The trade deal — which provides eligible sub-Saharan African countries with duty-free access to the US market — is due to expire in 2025. Member states are asking for Agoa to be renewed for another 10 years.
According to Patel, the forum will take place as Africa seeks to redefine its role in the global economy. A key element of this is the African Continental Free Trade Area, which aims to boost regional trade on the continent.
The forum, Patel said, will allow stakeholders to find ways to get more out of Agoa, which analysts have said has been underutilised. To this end, member states will be seeking to make Agoa’s rules more user-friendly, to add more products to the duty-free list, to attain all beneficiary countries and for Agoa to be complemented by investment and measures that allow more medium-sized firms to access the US market.
The Agoa forum will take place as the global economy continues to reel from the geopolitical shock created by Russia’s war on Ukraine and, more recently, Israel’s brutal bombardment of Gaza in response to a Hamas attack on civilians. Meanwhile, the US and others have endeavoured to “de-risk” from China amid concerns over rising tension between the world’s second-biggest economy and Taiwan.
South Africa’s non-aligned position on Russia’s invasion of Ukraine recently landed it in hot water with the US, after Washington’s envoy to the country Reuben Brigety accused it of supplying Moscow with weapons.
In June, members of both the Democratic and Republican parties wrote to US Secretary of State Antony Blinken questioning South Africa’s eligibility for trade benefits under the Agoa, given the country’s perceived military ties with Russia. The letter also expressed concern about South Africa hosting the Agoa forum.
On Thursday, Patel said South Africa has clarified its position on the matter, which has gone towards mollifying the concerns of American lawmakers.
“Democracies by their nature won’t always agree with each other … And so, in the long relationship that we have had with the United States, it has weathered many storms,” the minister said.
“It’s gone through many periods and it has remained intact, because there is strong mutual benefit to both South Africa and the United States in building and strengthening this relationship.”

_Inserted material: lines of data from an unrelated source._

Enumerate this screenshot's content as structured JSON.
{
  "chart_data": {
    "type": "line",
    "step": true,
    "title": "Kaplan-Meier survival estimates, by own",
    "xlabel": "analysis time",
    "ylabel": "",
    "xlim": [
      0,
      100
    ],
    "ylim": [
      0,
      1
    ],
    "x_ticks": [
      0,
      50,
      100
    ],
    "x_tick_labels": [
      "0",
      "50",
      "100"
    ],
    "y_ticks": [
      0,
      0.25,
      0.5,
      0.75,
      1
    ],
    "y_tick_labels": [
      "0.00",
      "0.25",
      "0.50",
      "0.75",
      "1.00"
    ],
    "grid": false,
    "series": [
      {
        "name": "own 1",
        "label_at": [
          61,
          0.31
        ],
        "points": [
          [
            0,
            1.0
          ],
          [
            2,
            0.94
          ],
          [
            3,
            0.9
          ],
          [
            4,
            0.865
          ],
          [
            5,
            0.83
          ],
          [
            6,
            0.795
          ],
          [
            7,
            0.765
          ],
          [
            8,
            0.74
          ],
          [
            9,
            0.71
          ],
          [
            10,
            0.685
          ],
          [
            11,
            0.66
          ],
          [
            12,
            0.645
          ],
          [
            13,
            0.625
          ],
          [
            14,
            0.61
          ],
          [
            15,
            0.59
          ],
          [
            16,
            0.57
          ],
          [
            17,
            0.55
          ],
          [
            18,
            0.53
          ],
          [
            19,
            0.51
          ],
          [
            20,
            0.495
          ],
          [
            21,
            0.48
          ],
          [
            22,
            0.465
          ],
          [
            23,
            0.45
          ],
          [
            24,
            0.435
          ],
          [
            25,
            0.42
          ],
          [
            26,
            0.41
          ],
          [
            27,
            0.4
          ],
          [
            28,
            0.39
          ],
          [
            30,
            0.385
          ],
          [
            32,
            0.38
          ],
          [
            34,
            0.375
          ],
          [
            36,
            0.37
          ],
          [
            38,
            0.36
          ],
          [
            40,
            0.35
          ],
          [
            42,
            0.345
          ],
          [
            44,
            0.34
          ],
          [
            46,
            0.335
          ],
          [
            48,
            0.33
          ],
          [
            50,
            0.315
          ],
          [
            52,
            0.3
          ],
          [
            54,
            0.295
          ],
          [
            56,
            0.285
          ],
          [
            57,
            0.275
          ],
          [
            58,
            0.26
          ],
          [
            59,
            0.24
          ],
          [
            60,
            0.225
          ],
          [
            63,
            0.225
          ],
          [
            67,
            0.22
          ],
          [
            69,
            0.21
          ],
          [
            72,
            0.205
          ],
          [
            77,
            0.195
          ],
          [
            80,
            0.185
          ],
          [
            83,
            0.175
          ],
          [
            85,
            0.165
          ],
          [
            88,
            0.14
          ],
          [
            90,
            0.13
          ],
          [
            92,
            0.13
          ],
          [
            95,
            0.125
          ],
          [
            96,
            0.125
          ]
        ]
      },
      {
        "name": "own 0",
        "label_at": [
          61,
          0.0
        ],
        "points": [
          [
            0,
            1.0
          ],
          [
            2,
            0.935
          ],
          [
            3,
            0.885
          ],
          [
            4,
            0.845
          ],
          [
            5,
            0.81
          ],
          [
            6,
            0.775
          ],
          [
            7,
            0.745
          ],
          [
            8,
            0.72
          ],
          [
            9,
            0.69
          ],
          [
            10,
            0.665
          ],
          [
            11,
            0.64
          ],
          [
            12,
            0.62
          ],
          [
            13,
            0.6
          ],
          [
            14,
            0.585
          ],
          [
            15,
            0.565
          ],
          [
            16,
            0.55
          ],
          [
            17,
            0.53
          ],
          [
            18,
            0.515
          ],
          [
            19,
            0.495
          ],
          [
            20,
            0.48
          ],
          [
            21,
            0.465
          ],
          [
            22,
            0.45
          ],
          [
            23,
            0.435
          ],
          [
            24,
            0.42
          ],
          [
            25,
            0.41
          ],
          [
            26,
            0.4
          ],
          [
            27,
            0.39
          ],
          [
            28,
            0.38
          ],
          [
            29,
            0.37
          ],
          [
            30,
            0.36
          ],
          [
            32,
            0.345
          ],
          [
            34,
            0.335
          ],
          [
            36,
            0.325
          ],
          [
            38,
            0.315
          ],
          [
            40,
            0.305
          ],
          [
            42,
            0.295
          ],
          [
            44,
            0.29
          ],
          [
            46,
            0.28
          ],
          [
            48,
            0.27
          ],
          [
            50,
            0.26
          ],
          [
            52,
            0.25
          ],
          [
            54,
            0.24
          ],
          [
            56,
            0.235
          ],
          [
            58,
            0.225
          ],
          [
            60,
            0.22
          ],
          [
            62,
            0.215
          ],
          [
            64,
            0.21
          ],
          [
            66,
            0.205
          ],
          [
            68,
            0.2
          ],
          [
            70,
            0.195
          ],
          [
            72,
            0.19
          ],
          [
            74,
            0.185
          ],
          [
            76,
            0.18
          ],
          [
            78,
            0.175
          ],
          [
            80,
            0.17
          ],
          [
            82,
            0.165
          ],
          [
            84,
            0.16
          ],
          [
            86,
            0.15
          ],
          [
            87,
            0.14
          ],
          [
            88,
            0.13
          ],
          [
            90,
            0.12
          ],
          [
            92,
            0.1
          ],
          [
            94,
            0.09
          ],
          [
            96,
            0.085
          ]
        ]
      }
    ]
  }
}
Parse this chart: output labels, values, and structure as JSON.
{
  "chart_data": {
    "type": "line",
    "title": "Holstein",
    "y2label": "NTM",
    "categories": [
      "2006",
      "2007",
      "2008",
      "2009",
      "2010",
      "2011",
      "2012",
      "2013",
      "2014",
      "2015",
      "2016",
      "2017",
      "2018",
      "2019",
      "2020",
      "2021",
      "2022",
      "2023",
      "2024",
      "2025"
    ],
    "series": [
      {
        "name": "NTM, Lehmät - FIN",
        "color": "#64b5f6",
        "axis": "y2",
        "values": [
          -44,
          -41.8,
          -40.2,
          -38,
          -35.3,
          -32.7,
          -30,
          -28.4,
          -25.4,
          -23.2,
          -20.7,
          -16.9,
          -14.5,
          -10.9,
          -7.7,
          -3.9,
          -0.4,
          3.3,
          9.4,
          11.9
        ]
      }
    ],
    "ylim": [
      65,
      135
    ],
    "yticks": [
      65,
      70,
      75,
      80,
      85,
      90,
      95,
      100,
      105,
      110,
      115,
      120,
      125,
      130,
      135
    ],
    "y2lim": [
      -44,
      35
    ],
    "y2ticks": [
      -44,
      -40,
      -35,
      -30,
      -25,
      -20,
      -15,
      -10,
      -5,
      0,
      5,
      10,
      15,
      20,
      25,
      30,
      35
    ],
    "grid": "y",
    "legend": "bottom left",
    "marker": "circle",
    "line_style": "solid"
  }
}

Patel noted that there is significant opportunity for Africa in efforts by countries and firms to de-risk.
“The focus is now on greater resilience. What we are seeking to do is to showcase Africa’s industrial capability. And it is done with two elements to it. One is that that capability is available to be used by American companies to de-risk,” he said.
“And an added element to that is that we have preferential access via Agoa.”
An earlier renewal of Agoa will give US companies greater certainty about Africa’s investment case, Patel said.